The other problem with Thunderhawk is that it can be damn expensive to get a really good one. It is the most iconic vehicle in the line, and so that makes it one of the most desireable. There are plenty out there to be had, but getting one in really good condition is the tricky thing. I’ve already mentioned the stickers. There are two huge stickers on the hood, one on each door, three on the roof, and one that covers the entire spoiler. Years and rough play take their tole on these things, and when they’re mussed up, it really hurts the look of the toy. The other problem is in the springs. Thunderhawk’s conversion is done almost completely by the single press of a button and the catches wear over time. It takes several tries before the doors on mine will lock down, and eventually they just won’t anymore. The rear bumper won’t stay down all the way, leaving the rear jet engines peaking out all the time. I often think about getting another one in better shape, but then I reallize I’ll be spending around sixty bucks, and quite frankly there are other MASK toys that I don’t have, that I’d much rather sink that money into.
Don’t think I’m hating on Thunderhawk. Its still a cool toy, but it just isn’t one of my favorites in the line.

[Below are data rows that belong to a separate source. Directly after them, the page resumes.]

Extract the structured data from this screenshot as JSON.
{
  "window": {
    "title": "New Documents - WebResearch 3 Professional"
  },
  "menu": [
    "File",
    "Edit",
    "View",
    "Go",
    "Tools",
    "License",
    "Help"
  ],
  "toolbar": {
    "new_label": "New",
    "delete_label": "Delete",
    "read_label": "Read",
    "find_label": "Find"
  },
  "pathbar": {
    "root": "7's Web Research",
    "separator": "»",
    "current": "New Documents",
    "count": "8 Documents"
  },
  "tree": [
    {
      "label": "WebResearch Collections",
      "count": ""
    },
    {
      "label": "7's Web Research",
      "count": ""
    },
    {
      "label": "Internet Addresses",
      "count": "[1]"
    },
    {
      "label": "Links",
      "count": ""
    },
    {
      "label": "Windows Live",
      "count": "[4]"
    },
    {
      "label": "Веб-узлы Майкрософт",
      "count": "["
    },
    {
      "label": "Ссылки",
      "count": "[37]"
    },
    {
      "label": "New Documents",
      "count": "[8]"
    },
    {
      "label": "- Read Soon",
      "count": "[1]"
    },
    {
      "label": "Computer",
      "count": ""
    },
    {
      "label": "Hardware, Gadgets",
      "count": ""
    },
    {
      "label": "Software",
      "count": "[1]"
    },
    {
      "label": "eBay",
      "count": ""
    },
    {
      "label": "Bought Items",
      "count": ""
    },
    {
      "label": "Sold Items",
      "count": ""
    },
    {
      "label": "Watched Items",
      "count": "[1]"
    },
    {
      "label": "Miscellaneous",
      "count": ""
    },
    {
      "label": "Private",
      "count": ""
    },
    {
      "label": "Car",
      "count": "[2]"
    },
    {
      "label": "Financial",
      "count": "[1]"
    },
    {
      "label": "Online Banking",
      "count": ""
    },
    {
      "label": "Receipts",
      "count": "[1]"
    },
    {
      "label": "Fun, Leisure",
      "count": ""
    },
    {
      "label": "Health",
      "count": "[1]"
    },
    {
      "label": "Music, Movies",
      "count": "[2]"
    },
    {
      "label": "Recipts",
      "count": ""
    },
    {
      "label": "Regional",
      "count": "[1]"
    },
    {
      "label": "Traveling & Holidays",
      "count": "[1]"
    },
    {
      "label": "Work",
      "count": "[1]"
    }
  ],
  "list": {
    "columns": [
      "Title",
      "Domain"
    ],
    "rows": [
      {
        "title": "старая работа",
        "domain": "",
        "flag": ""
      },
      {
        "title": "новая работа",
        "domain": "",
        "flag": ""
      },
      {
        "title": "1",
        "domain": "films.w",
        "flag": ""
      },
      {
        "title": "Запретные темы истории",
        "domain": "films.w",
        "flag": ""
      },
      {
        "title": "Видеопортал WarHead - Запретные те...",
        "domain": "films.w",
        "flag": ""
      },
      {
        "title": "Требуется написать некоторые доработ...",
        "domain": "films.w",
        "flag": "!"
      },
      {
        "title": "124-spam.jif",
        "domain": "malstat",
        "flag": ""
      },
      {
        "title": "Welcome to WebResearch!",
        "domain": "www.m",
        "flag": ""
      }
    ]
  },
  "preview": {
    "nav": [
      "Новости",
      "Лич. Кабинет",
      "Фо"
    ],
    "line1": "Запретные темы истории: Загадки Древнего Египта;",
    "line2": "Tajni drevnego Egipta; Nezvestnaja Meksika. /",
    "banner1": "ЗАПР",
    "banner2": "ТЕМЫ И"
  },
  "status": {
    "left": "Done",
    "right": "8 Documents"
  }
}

Afterall, half of its conversion just entails opening its doors. I’m all for suspending belief at the fact that this thing doesn’t look like it could ever fly in a million years, but when you look at some of the clever designs of the other MASK vehicles, you’d think the leader could get something better. In fact, there were several flying sportscars in the MASK line, and almost all of them were better looking and more clever than poor old Thunderhawk. Next Monday, we’ll take a look at one of those.